O progressivo abandono dos esquemas actanciais por Zilberberg foi sempre proporcional ao seu interesse cada vez maior pelo acontecimento. Em vez da ideia de existência por narrativas, o semioticista sublinha uma passagem de Valéry na qual o poeta postula uma “existência por acontecimentos”24, como, por exemplo, se as experiências extraordinárias descritas em De l’Imperfection pudessem ser cotidianas e as ressemantizações não fossem mais que manifestações da prosodização do conteúdo25. Todo objeto de estudo passa então a ser avaliado pelo seu modo de presença no espaço tensivo, isto é, pelos valores adquiridos no cruzamento das dimensões e subdimensões definidas como intensidade e extensidade :

Note de bas de page 26 :

C. Zilberberg, “Précis de grammaire tensive”, Tangence, 70, 2002, p. 140.

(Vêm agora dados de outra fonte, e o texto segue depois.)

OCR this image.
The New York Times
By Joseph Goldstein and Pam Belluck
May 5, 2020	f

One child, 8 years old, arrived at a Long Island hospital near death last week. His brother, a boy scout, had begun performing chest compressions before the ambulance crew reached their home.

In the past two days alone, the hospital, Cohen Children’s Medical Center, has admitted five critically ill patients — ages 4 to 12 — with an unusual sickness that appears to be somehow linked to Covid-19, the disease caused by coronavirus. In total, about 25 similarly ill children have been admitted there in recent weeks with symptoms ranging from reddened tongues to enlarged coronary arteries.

Selon l’épistemologie propre à la sémiotique tensive, la description d’une grandeur n’est possible qu’à partir de son immersion dans l’espace tensif ; la question s’énonce d’elle-même : quelles sont les dynamiques intensives, c’est-à-dire de tempo et de tonicité, et les dynamiques extensives, c’est-à-dire de temporalité et de spatialité, que l’événement fait, si l’expression est permise, vibrer ?26

Se é próprio do acontecimento suspender a ação em favor da sensação superlativa vivenciada pelo sujeito, o período narrativo será sempre uma fase posterior de desaceleração e recuperação progressiva do controle sobre a temporalidade. Aliás, a temporalidade constitui, para Zilberberg, a própria matriz da tensividade, ou seja, é o que subsiste em nossa mente toda vez que deparamos com a disjunção. Se depreendemos rupturas e retomadas num determinado processo é porque o ritmo está presente em nosso pensamento ; se separamos o significante do significado é porque a noção de signo nos permite conceber essa dualidade ; se isolamos alguns momentos da vida é porque o restante do tempo nos serve de respaldo. Enfim, o tempo pode ser aquilo que se conserva em nossa mente quando pensamos em passado, presente e futuro, mas pode ser também o “ritmo” ou o “signo” dos exemplos anteriores. A etapa de resolução e desaceleração que sucede o acontecimento corresponde à restauração da temporalidade (ou da razão) que havia sido, parcial ou integralmente, anulada pelo que sobreveio inesperadamente.

2. O novo ponto de vista

2.1. Gramaticalização do acontecimento

Note de bas de page 27 :

C. Zilberberg, “Signification et prosodie dans la dialectique de la durée de G. Bachelard”, in P. Sauvanet e J.-J. Wunenburger (orgs.), Rythmes et phisosophie, Paris, Kimé, 1996, p. 114.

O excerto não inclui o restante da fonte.